In einer dritten Phase arbeitete er mit verschiedenen Orchestern ( zB den komplete n Brahms mit den Berliner), dann verstärkt mit dem dem chamber orchestra of europe. Nicht immer hat er spannende Beiträge zur Interpretationsgeschichte geleistet ( sein kompletter Brahms sagt mir gar nicht zu). Aber auch Aufnahmen aus den letzten Jahren zeigen immer wieder den großen Musiker, etwa die Missa Solemnis von Beethoven.
Harnoncourt kann nicht nur auf ein gewaltiges Lebenswerk zurückblicken, sondern sich auch rühmen, einen Paradigmenwechsel eingeleitet zu haben, der die pathosgeschwollene Verkleisterung der Musik, wie sie in den fünfziger Jahren so oft auftauchte, gehörig durchgeschüttelt hat.
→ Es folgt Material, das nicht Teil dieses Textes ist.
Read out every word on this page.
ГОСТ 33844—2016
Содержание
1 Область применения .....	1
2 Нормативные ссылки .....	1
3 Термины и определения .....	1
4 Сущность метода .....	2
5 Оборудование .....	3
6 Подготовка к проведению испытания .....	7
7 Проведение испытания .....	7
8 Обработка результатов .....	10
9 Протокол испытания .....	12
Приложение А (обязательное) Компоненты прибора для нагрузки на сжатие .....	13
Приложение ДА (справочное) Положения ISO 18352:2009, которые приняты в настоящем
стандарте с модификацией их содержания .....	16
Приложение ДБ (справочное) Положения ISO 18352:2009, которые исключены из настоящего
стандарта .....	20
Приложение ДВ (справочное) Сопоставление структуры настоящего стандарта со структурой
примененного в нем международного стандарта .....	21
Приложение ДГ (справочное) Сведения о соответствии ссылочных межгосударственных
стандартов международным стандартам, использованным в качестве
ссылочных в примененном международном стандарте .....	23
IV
In seiner Nachfolge sind jede Menge Musiker in Erscheinung getreten, die Musik als lebendigen Beitrag zur heutigen Kultur verstehen, nicht als Schönklang oder Weihespiel. Auch wenn diese Richtung in der Musik teilweise etwas seltsame Blüten getrieben hat, ist die Frische des Musizieren und die Beschäftigung mit dem historischen Kontext vielen Werken sehr gut bekommen.
Ich will nur ein Beispiel anführen. Der Einsatz von Riesenchören bei der Barockmusik klingt dank dieser Bewegung zur historischen Spielweise heute fast ein wenig abartig.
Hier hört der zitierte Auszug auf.